TERRORISMO, COMUNITA’ ISLAMICA DENUNCI NEMICI DELLA PACE
Comunicato rilasciato dal nostro Segretario nazionale, SAADY
Una casa fondata sulla rettitudine e sulla pace: questo è l’Islam. Come ha ben scritto Tahar Ben Jelloun, le basi del nostro credo sorreggono un edificio che è prima di ogni cosa
un luogo di fratellanza, di libera, gioiosa e prosperosa convivenza. La follia omicida, la
barbarie di chi uccide innocenti, non ha nulla a che fare con la nostra fede. Lo abbiamo
detto mille volte, ma dirlo, ormai, non è più sufficiente. Non dopo le stragi di Dacca e
Nizza; non dopo quanto accaduto nella chiesa di Rouen, in Normandia. Parlare non basta
più.

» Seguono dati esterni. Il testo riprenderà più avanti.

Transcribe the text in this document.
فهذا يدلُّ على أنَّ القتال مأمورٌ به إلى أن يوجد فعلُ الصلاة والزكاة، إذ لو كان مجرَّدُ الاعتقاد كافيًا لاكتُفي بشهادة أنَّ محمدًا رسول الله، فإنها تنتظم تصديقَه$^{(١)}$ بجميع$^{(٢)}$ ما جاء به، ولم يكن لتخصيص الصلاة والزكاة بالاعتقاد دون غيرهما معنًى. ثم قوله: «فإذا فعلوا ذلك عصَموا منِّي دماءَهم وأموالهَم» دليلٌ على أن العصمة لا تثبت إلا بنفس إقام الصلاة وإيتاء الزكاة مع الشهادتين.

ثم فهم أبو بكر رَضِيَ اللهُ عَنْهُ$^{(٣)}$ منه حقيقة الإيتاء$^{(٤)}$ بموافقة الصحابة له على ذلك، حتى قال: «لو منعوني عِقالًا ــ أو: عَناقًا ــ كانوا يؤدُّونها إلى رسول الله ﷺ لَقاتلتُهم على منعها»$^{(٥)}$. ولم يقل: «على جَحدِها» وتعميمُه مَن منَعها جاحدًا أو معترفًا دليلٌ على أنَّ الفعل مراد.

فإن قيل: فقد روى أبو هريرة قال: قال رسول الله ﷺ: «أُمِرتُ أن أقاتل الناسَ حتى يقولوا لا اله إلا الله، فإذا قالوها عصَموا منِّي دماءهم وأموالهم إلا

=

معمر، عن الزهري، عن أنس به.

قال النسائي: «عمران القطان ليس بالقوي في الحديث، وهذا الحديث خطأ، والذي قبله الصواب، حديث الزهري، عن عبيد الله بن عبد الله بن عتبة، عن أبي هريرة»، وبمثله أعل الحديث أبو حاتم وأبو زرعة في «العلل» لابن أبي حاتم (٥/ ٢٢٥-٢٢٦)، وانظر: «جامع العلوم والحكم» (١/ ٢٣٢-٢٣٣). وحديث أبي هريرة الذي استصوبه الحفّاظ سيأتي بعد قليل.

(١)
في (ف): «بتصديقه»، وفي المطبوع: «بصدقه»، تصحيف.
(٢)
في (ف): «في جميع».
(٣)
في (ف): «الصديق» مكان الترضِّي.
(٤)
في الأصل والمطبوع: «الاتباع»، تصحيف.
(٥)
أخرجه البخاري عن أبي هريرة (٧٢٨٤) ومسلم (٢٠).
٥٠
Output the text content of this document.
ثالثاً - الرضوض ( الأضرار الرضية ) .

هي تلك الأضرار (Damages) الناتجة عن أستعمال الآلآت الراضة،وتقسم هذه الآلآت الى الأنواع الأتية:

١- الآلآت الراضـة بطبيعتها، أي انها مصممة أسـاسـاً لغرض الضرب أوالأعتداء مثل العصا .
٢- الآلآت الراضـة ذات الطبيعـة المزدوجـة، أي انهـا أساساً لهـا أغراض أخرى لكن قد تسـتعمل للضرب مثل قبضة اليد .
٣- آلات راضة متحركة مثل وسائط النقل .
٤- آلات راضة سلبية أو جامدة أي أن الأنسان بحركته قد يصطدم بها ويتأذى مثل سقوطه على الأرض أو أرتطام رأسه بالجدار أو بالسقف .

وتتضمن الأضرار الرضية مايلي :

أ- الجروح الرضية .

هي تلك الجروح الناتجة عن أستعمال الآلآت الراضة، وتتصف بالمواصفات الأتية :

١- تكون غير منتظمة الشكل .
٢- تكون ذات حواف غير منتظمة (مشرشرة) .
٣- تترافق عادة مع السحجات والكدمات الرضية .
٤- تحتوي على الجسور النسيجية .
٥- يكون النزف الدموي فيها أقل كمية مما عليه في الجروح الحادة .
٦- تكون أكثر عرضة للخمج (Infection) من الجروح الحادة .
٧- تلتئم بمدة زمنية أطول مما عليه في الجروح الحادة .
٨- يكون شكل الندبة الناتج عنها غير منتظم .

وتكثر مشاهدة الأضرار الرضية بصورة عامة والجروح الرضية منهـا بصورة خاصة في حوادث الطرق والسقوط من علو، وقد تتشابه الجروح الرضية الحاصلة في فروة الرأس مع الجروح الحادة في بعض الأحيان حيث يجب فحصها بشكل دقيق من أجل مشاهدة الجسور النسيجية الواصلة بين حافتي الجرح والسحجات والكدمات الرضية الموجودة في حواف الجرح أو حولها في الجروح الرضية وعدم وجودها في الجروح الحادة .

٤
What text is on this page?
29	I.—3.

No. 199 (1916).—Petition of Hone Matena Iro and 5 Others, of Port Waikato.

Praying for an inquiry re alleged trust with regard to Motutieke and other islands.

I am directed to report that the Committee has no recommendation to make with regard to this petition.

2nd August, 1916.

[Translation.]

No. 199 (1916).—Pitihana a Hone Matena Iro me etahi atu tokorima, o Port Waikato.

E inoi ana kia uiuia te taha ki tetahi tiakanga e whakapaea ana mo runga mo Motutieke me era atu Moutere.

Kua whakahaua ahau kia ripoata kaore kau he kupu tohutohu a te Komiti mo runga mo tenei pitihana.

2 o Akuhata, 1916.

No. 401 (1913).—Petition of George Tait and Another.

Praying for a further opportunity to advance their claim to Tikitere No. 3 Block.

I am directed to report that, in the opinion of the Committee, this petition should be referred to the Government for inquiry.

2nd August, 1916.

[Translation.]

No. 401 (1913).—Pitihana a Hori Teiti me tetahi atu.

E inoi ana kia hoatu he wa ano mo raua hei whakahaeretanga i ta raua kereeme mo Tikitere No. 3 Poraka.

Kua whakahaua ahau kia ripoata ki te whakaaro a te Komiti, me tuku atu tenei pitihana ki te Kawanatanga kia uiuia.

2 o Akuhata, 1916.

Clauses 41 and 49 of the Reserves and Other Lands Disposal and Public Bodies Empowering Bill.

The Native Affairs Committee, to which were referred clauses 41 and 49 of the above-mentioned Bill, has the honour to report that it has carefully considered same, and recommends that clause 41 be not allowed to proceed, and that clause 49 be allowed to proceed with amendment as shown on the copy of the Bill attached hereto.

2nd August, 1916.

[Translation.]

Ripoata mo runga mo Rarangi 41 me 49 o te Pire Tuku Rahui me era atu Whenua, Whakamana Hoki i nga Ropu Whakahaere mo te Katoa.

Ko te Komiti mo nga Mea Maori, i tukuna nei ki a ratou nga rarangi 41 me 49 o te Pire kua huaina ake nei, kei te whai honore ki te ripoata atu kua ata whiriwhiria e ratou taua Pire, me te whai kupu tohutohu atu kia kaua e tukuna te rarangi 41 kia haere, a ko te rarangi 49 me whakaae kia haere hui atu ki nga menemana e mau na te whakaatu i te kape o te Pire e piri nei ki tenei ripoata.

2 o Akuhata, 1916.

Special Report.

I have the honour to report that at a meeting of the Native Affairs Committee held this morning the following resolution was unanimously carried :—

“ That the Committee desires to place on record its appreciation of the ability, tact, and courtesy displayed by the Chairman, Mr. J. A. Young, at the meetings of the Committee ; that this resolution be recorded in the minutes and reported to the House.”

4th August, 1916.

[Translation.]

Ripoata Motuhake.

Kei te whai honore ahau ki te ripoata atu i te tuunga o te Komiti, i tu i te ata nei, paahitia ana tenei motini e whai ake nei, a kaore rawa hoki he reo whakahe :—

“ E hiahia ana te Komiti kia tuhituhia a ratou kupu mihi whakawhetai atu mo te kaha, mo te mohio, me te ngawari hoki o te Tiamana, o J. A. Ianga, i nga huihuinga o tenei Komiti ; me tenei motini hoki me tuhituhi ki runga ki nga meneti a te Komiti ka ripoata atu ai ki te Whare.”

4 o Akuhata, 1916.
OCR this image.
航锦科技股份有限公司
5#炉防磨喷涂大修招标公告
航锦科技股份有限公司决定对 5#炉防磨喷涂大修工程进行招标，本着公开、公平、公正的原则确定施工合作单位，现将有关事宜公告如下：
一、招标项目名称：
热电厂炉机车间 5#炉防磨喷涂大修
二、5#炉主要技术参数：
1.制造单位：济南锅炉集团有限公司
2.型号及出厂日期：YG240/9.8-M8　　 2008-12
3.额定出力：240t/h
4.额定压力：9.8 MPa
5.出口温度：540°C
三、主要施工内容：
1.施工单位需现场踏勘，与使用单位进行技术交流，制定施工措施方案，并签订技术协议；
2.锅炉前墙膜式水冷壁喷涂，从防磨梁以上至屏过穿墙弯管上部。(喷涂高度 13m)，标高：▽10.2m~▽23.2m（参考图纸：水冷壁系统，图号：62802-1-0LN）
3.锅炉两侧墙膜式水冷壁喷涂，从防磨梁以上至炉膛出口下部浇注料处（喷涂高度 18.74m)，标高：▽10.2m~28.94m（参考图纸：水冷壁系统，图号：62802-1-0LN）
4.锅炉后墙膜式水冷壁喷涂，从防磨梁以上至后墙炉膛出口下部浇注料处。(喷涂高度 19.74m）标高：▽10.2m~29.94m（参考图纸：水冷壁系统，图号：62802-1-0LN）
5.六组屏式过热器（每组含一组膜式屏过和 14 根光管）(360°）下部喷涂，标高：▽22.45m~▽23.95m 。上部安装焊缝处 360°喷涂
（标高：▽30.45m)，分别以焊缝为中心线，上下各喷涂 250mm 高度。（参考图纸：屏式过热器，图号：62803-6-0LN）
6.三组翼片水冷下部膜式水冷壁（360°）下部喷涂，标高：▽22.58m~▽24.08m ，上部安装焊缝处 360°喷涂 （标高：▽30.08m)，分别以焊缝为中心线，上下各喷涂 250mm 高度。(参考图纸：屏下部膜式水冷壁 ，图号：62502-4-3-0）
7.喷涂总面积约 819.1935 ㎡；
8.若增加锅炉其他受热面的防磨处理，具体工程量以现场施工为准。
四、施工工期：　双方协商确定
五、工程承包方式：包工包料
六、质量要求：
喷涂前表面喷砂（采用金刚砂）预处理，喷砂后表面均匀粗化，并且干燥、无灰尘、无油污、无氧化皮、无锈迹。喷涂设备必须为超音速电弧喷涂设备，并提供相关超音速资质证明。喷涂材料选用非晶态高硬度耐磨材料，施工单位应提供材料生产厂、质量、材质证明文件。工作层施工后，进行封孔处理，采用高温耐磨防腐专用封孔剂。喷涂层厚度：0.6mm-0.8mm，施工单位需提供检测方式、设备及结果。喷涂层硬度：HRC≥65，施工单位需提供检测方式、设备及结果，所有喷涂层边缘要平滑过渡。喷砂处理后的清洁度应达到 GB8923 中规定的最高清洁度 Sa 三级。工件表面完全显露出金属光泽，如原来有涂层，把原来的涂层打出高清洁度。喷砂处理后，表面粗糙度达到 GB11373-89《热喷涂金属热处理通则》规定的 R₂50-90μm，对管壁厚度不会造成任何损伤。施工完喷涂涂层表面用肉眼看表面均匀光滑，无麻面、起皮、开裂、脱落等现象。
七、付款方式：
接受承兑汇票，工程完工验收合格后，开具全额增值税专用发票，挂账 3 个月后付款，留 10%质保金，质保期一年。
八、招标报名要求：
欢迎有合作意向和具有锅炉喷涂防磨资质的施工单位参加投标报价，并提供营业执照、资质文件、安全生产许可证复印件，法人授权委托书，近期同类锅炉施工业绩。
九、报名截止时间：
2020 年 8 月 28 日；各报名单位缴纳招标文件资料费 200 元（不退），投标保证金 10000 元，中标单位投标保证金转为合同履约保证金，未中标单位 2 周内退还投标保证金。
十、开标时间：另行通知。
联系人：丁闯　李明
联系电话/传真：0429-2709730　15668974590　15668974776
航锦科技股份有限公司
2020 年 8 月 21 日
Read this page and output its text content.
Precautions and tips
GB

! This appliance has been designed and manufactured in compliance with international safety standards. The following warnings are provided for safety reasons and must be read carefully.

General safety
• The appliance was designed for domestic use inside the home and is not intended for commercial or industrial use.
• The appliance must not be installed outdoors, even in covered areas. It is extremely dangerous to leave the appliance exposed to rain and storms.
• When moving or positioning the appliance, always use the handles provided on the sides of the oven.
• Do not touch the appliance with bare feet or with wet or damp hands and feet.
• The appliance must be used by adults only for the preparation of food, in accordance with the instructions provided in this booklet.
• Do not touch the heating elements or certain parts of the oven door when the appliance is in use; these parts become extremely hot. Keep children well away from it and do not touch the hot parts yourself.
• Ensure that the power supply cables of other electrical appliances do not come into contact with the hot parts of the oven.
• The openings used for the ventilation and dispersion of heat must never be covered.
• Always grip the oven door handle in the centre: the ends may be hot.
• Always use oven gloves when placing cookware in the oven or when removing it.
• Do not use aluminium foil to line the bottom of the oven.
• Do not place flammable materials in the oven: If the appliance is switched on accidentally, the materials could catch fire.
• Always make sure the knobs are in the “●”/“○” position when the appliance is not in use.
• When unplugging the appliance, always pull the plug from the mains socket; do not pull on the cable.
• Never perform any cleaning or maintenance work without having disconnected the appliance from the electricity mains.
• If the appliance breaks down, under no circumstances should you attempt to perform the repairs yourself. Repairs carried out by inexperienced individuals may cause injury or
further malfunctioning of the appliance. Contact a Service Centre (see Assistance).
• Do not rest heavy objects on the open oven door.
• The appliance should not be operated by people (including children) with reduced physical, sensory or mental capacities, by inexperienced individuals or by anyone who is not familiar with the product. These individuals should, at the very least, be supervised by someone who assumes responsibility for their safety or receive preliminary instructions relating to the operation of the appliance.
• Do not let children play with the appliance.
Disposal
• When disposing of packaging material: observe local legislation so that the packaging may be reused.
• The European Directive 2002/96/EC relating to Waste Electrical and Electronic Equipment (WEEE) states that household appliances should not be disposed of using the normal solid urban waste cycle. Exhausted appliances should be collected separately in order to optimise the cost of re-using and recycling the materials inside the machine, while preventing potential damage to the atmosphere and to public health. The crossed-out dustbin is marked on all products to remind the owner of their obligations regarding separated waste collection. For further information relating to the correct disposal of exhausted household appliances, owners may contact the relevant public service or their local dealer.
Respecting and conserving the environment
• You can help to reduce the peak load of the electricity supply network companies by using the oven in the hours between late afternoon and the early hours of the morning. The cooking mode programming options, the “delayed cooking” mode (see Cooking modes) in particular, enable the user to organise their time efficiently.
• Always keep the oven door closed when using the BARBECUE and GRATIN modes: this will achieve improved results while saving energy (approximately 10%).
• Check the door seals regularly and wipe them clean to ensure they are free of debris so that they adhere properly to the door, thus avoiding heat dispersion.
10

La comunità islamica italiana, vittima eccellente di questa folle escalation terroristica,
deve ribellarsi a gruppi e individui che non sono “fratelli che sbagliano”. Sono assassini, folli
sanguinari, che non hanno alcun credo e le cui azioni sono un abominio per l’Islam e per
qualunque altra religione.
La Fai Cisl sostiene le ragioni di una pacifica convivenza e del dialogo interreligioso;
in ambito contrattuale, conferma il suo impegno affinché nella negoziazione di secondo
livello trovino risposte le esigenze legate ai culti religiosi.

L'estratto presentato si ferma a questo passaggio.